Barclays in hot water for interest rate swaps

One major provider of small business bank accounts has found itself in hot water after it was discovered that the bank had been instructing its staff to meet controversial interest rate swap sales targets, one former bank manager revealed.

Barclays senior corporate manager, Steve Smith, admitted to introducing his customers to the bank in order to meet his sales targets.  Mr Smith regretted the decision if any of his one-time clients now had to deal with heightened bills in the face of the swaps going sour, yet pointed out that if interest rates had gone up instead of plummeted, these same clients would be thanking him.
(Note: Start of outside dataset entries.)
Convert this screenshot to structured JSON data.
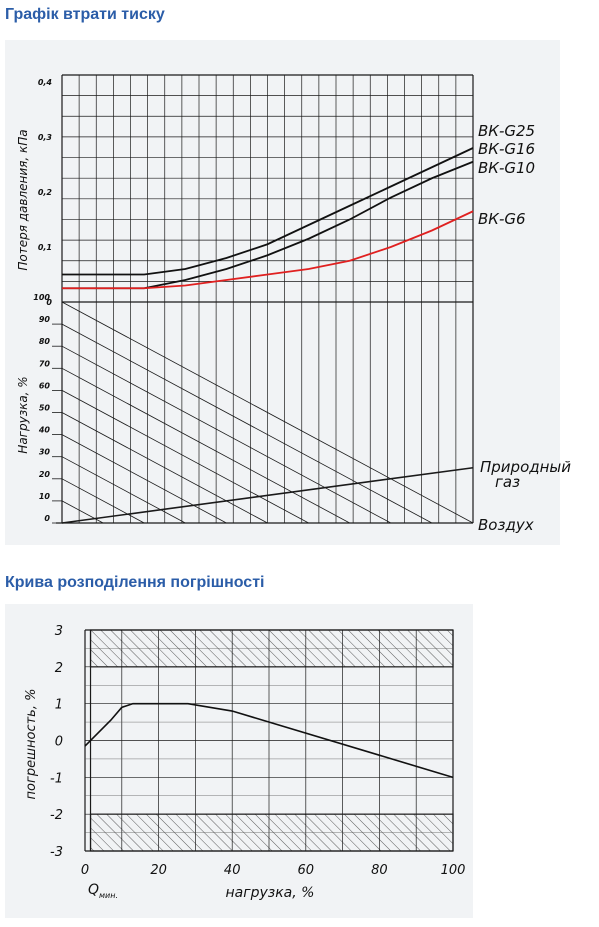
{
  "titles": {
    "chart1": "Графік втрати тиску",
    "chart2": "Крива розподілення погрішності"
  },
  "chart_data": [
    {
      "type": "line",
      "ylabel": "Потеря давления, кПа",
      "ylim": [
        0,
        0.45
      ],
      "y_ticks": [
        "0",
        "0,1",
        "0,2",
        "0,3",
        "0,4"
      ],
      "series": [
        {
          "name": "ВК-G25",
          "color": "#111111",
          "x": [
            0,
            0.2,
            0.3,
            0.4,
            0.5,
            0.6,
            0.7,
            0.8,
            0.9,
            1.0
          ],
          "y": [
            0.05,
            0.05,
            0.06,
            0.08,
            0.105,
            0.14,
            0.175,
            0.21,
            0.245,
            0.28
          ]
        },
        {
          "name": "ВК-G16",
          "color": "#111111",
          "x": [
            0,
            0.2,
            0.3,
            0.4,
            0.5,
            0.6,
            0.7,
            0.8,
            0.9,
            1.0
          ],
          "y": [
            0.025,
            0.025,
            0.04,
            0.06,
            0.085,
            0.115,
            0.15,
            0.19,
            0.225,
            0.255
          ]
        },
        {
          "name": "ВК-G10",
          "color": "#111111",
          "x": [
            0,
            0.2,
            0.3,
            0.4,
            0.5,
            0.6,
            0.7,
            0.8,
            0.9,
            1.0
          ],
          "y": [
            0.025,
            0.025,
            0.04,
            0.06,
            0.085,
            0.115,
            0.15,
            0.19,
            0.225,
            0.255
          ]
        },
        {
          "name": "ВК-G6",
          "color": "#e02020",
          "x": [
            0,
            0.2,
            0.3,
            0.4,
            0.5,
            0.6,
            0.7,
            0.8,
            0.9,
            1.0
          ],
          "y": [
            0.025,
            0.025,
            0.03,
            0.04,
            0.05,
            0.06,
            0.075,
            0.1,
            0.13,
            0.165
          ]
        }
      ],
      "lower_panel": {
        "ylabel": "Нагрузка, %",
        "ylim": [
          0,
          100
        ],
        "y_ticks": [
          "0",
          "10",
          "20",
          "30",
          "40",
          "50",
          "60",
          "70",
          "80",
          "90",
          "100"
        ],
        "lines": [
          {
            "name": "Природный газ",
            "start": 0,
            "end": 25
          },
          {
            "name": "Воздух",
            "start": 0,
            "end": 0
          }
        ]
      }
    },
    {
      "type": "line",
      "xlabel": "нагрузка, %",
      "ylabel": "погрешность, %",
      "xlim": [
        0,
        100
      ],
      "ylim": [
        -3,
        3
      ],
      "x_ticks": [
        "0",
        "20",
        "40",
        "60",
        "80",
        "100"
      ],
      "y_ticks": [
        "-3",
        "-2",
        "-1",
        "0",
        "1",
        "2",
        "3"
      ],
      "qmin_label": "Q",
      "qmin_sub": "мин.",
      "series": [
        {
          "name": "",
          "x": [
            0,
            7,
            10,
            13,
            28,
            40,
            100
          ],
          "y": [
            -0.15,
            0.55,
            0.9,
            1.0,
            1.0,
            0.8,
            -1.0
          ]
        }
      ],
      "hatched_bands": [
        [
          2,
          3
        ],
        [
          -3,
          -2
        ]
      ]
    }
  ]
}
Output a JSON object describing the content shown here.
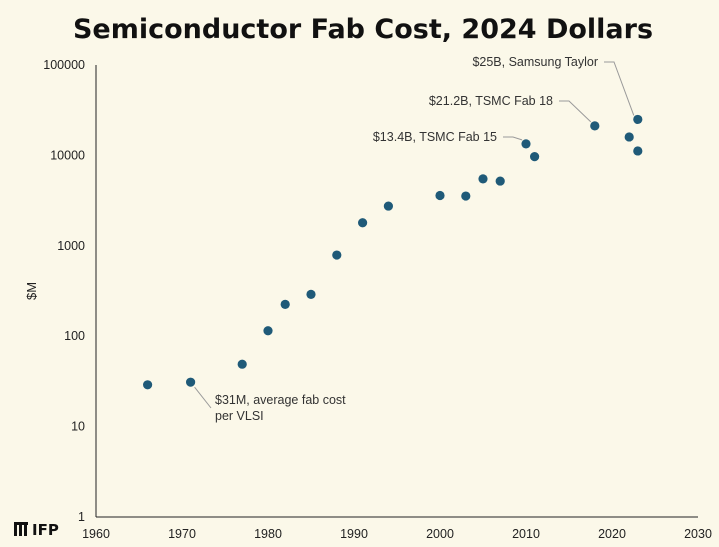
{
  "chart_data": {
    "type": "scatter",
    "title": "Semiconductor Fab Cost, 2024 Dollars",
    "xlabel": "",
    "ylabel": "$M",
    "xlim": [
      1960,
      2030
    ],
    "ylim": [
      1,
      100000
    ],
    "yscale": "log",
    "xticks": [
      1960,
      1970,
      1980,
      1990,
      2000,
      2010,
      2020,
      2030
    ],
    "yticks": [
      1,
      10,
      100,
      1000,
      10000,
      100000
    ],
    "grid": false,
    "legend": "none",
    "marker_color": "#1f5a78",
    "points": [
      {
        "x": 1966,
        "y": 29
      },
      {
        "x": 1971,
        "y": 31
      },
      {
        "x": 1977,
        "y": 49
      },
      {
        "x": 1980,
        "y": 115
      },
      {
        "x": 1982,
        "y": 225
      },
      {
        "x": 1985,
        "y": 290
      },
      {
        "x": 1988,
        "y": 790
      },
      {
        "x": 1991,
        "y": 1800
      },
      {
        "x": 1994,
        "y": 2750
      },
      {
        "x": 2000,
        "y": 3600
      },
      {
        "x": 2003,
        "y": 3550
      },
      {
        "x": 2005,
        "y": 5500
      },
      {
        "x": 2007,
        "y": 5200
      },
      {
        "x": 2010,
        "y": 13400
      },
      {
        "x": 2011,
        "y": 9700
      },
      {
        "x": 2018,
        "y": 21200
      },
      {
        "x": 2022,
        "y": 16000
      },
      {
        "x": 2023,
        "y": 25000
      },
      {
        "x": 2023,
        "y": 11200
      }
    ],
    "annotations": [
      {
        "lines": [
          "$31M, average fab cost",
          "per VLSI"
        ],
        "point_index": 1
      },
      {
        "lines": [
          "$13.4B, TSMC Fab 15"
        ],
        "point_index": 13
      },
      {
        "lines": [
          "$21.2B, TSMC Fab 18"
        ],
        "point_index": 15
      },
      {
        "lines": [
          "$25B, Samsung Taylor"
        ],
        "point_index": 17
      }
    ]
  },
  "branding": {
    "logo_text": "IFP",
    "logo_icon": "ifp-logo-icon"
  }
}
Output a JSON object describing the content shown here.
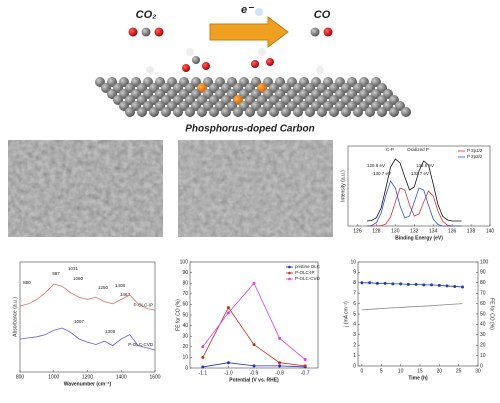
{
  "header": {
    "reactant": "CO₂",
    "electron": "e⁻",
    "product": "CO",
    "caption": "Phosphorus-doped Carbon"
  },
  "chart_data": [
    {
      "type": "line",
      "xlabel": "Binding Energy (eV)",
      "ylabel": "Intensity (a.u.)",
      "xlim": [
        125,
        140
      ],
      "ylim": [
        0,
        80
      ],
      "xticks": [
        126,
        128,
        130,
        132,
        134,
        136,
        138,
        140
      ],
      "legend": "upper right",
      "x": [
        127,
        127.5,
        128,
        128.5,
        129,
        129.5,
        130,
        130.5,
        131,
        131.5,
        132,
        132.5,
        133,
        133.5,
        134,
        134.5,
        135,
        135.5,
        136,
        136.5,
        137
      ],
      "series": [
        {
          "color": "#111111",
          "values": [
            5,
            5.5,
            8.3,
            18,
            38,
            59,
            67,
            63,
            49,
            36,
            39,
            55,
            65,
            61,
            42,
            21.5,
            9.7,
            6,
            5,
            5,
            5
          ]
        },
        {
          "name": "P 2p1/2",
          "color": "#e03030",
          "values": [
            0,
            0,
            0,
            0.3,
            2,
            9,
            24,
            38,
            36,
            21,
            10,
            12,
            24,
            35,
            30,
            15,
            4.7,
            0.9,
            0,
            0,
            0
          ]
        },
        {
          "name": "P 2p3/2",
          "color": "#3050e0",
          "values": [
            0,
            0.5,
            3.3,
            13,
            31,
            45,
            38,
            20,
            8,
            10,
            24,
            38,
            36,
            21,
            7,
            1.5,
            0,
            0,
            0,
            0,
            0
          ]
        }
      ],
      "annotations": [
        "C-P",
        "Oxidized P",
        "129.6 eV",
        "130.7 eV",
        "132.7 eV",
        "133.6 eV"
      ]
    },
    {
      "type": "line",
      "xlabel": "Wavenumber (cm⁻¹)",
      "ylabel": "Absorbance (a.u.)",
      "xlim": [
        800,
        1600
      ],
      "ylim": [
        0,
        100
      ],
      "xticks": [
        800,
        1000,
        1200,
        1400,
        1600
      ],
      "legend": "line-end",
      "x": [
        800,
        850,
        900,
        950,
        1000,
        1050,
        1100,
        1150,
        1200,
        1250,
        1300,
        1350,
        1400,
        1450,
        1500,
        1550,
        1600
      ],
      "series": [
        {
          "name": "P-OLC-IP",
          "color": "#e07070",
          "values": [
            60,
            62,
            66,
            72,
            80,
            78,
            72,
            68,
            66,
            68,
            64,
            62,
            66,
            70,
            62,
            58,
            56
          ]
        },
        {
          "name": "P-OLC-CVD",
          "color": "#6060d0",
          "values": [
            30,
            31,
            32,
            34,
            38,
            40,
            36,
            30,
            27,
            25,
            28,
            24,
            30,
            34,
            24,
            22,
            20
          ]
        }
      ],
      "annotations": [
        "880",
        "987",
        "1031",
        "1060",
        "1250",
        "1408",
        "1463",
        "1097",
        "1309"
      ]
    },
    {
      "type": "line",
      "xlabel": "Potential (V vs. RHE)",
      "ylabel": "FE for CO (%)",
      "xlim": [
        -1.15,
        -0.65
      ],
      "ylim": [
        0,
        100
      ],
      "xticks": [
        {
          "value": -1.1,
          "label": "-1.1"
        },
        {
          "value": -1,
          "label": "-1.0"
        },
        {
          "value": -0.9,
          "label": "-0.9"
        },
        {
          "value": -0.8,
          "label": "-0.8"
        },
        {
          "value": -0.7,
          "label": "-0.7"
        }
      ],
      "yticks": [
        0,
        10,
        20,
        30,
        40,
        50,
        60,
        70,
        80,
        90,
        100
      ],
      "legend": "upper right",
      "x": [
        -1.1,
        -1,
        -0.9,
        -0.8,
        -0.7
      ],
      "series": [
        {
          "name": "pristine OLC",
          "color": "#2030c0",
          "marker": "circle",
          "values": [
            1,
            5,
            2,
            2,
            1
          ]
        },
        {
          "name": "P-OLC-IP",
          "color": "#c03020",
          "marker": "circle",
          "values": [
            10,
            57,
            22,
            5,
            2
          ]
        },
        {
          "name": "P-OLC-CVD",
          "color": "#e040e0",
          "marker": "circle",
          "values": [
            20,
            52,
            80,
            28,
            8
          ]
        }
      ]
    },
    {
      "type": "line",
      "xlabel": "Time (h)",
      "ylabel": "j (mA cm⁻²)",
      "y2label": "FE for CO (%)",
      "xlim": [
        -1,
        30
      ],
      "ylim": [
        0,
        10
      ],
      "y2lim": [
        0,
        100
      ],
      "xticks": [
        0,
        5,
        10,
        15,
        20,
        25,
        30
      ],
      "yticks": [
        0,
        1,
        2,
        3,
        4,
        5,
        6,
        7,
        8,
        9,
        10
      ],
      "y2ticks": [
        0,
        10,
        20,
        30,
        40,
        50,
        60,
        70,
        80,
        90,
        100
      ],
      "series": [
        {
          "color": "#888888",
          "x": [
            0,
            2,
            4,
            6,
            8,
            10,
            12,
            14,
            16,
            18,
            20,
            22,
            24,
            26
          ],
          "values": [
            5.4,
            5.45,
            5.5,
            5.55,
            5.6,
            5.62,
            5.68,
            5.72,
            5.75,
            5.8,
            5.85,
            5.9,
            5.95,
            6.0
          ]
        },
        {
          "color": "#2040b0",
          "axis": "y2",
          "marker": "circle",
          "x": [
            0,
            2,
            4,
            6,
            8,
            10,
            12,
            14,
            16,
            18,
            20,
            22,
            24,
            26
          ],
          "values": [
            80,
            80,
            79.5,
            79.5,
            79,
            79,
            78.5,
            78.5,
            78,
            78,
            77.5,
            77,
            76.5,
            76
          ]
        }
      ]
    }
  ]
}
The Barclays executive, when asked if structured interest rate swaps were within the purview of commercial bankers and their training, responded that he cannot speak for every single one, but he knew the principles behind the controversial moves.  There was ‘some merit’ at the time the swaps were being devised, Mr Smith added, as the projections indicating an upwards trend – swapping to a fixed rate was supposed to offer a degree of protection against rising rates.

However, industry experts say that the revelation of bankers being encouraged to meet sales targets calls into question the propriety of these products, especially in regards to the small business bank account holders that purchased a large proportion of them.  Investigations into whether these swaps were mis-sold by bankers to customers indicate that some business owners had an imperfect understanding of what they were purchasing.

Barclays has also been called on the carpet by the Financial Services Authority, with the regulator demanding an apology after discovering that the bank had been informing its clients to withhold crucial information regarding swaps from the FSA.